To actually use this function to plot the pdfs of order statistics, we use ggplot along with the stat_function layer.

ggplot(data.frame(x=c(0,25)),aes(x=x)) +
        stat_function(fun = os.pdf, geom = "line", args = list(n = 5, i = 1, cdf = pexp, pdf = dexp, rate = 0.1), aes(col = "x1")) +
        stat_function(fun = os.pdf, geom = "line", args = list(n = 5, i = 2, cdf = pexp, pdf = dexp, rate = 0.1), aes(col = "x2")) +
        stat_function(fun = os.pdf, geom = "line", args = list(n = 5, i = 3, cdf = pexp, pdf = dexp, rate = 0.1), aes(col = "x3")) +
        stat_function(fun = os.pdf, geom = "line", args = list(n = 5, i = 4, cdf = pexp, pdf = dexp, rate = 0.1), aes(col = "x4")) +
        stat_function(fun = os.pdf, geom = "line", args = list(n = 5, i = 5, cdf = pexp, pdf = dexp, rate = 0.1), aes(col = "x5")) +
        scale_colour_manual("Order Statistic", values = c("red", "purple", "blue", "green", "yellow"))
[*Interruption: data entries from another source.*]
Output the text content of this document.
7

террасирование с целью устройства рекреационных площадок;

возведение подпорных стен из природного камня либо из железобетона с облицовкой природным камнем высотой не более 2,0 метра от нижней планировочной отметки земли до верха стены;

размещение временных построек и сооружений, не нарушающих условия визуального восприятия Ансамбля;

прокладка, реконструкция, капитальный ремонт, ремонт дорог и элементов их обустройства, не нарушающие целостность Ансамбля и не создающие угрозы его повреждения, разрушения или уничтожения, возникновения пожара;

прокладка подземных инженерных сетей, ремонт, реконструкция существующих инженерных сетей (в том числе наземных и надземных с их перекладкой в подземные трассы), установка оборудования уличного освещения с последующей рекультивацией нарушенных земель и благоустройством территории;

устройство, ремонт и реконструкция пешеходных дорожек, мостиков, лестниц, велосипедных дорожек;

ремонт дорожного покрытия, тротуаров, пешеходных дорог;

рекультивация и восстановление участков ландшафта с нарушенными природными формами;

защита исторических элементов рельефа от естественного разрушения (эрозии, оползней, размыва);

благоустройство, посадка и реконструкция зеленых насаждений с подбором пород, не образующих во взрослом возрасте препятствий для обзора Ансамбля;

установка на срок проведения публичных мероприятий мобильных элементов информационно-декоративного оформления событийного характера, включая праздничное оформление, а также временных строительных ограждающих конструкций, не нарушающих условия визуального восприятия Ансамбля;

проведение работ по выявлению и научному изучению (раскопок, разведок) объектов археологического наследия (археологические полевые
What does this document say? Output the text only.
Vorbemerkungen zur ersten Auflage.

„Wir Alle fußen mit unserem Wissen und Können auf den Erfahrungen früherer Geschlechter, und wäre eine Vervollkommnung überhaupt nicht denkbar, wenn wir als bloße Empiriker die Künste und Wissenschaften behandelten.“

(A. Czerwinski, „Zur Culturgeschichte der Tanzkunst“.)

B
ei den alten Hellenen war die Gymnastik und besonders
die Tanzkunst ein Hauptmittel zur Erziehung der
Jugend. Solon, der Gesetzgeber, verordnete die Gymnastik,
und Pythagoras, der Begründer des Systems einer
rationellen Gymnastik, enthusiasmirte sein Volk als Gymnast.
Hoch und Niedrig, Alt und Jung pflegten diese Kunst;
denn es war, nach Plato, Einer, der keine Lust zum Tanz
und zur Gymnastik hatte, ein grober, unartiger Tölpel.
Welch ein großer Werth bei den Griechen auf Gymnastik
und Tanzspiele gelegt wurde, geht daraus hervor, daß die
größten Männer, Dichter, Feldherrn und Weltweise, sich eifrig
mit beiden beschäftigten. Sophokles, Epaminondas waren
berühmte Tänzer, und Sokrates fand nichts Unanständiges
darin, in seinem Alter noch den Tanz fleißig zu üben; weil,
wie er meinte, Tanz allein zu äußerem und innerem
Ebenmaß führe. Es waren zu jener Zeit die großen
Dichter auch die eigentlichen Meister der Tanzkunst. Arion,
  1. (\(\star\)) Plot the pdfs of n=5 order statistics for common distributions other than the exponential distribution. Include the plots in your write-up.

  2. (\(\star\)) What observations do you make about the shapes of the pdfs of the order statistics and the relationships between them?

QQ-Plots

In R, qq-plots are easily made using the ggplot2 package. As an example, here’s how you recreate the first plot we saw in class.

ggplot() + 
        geom_qq(aes(sample = rnorm(99)))

The code above samples 99 points from a standard normal random variable, and then plots them against the theoretical quantiles from the standard normal distribution (the default in geom_qq). Read the documentation of geom_qq for more information.

We will now use a dataset that’s built into R to gain some insight into the relationships between qq-plots and distributions. In your R script, you’ll load the dataset “faithful”, which has 272 observations of the eruptions of the Old Faithful geyser in Yellowstone National Park. The dataset consists of two variables:

  1. (\(\star\)) Plot the densities of each variable in the faithful dataset, and include the plots in your write-up.

  2. (\(\star\)) Plot the qq-plots of each variable in the faithful dataset, and include the plots in your write-up.

  3. (\(\star\)) Explain how the shapes of the densities determine the shapes of the qq-plots, and vice versa. In other words, if you only had one, how could you (roughly) figure out the shape of the other?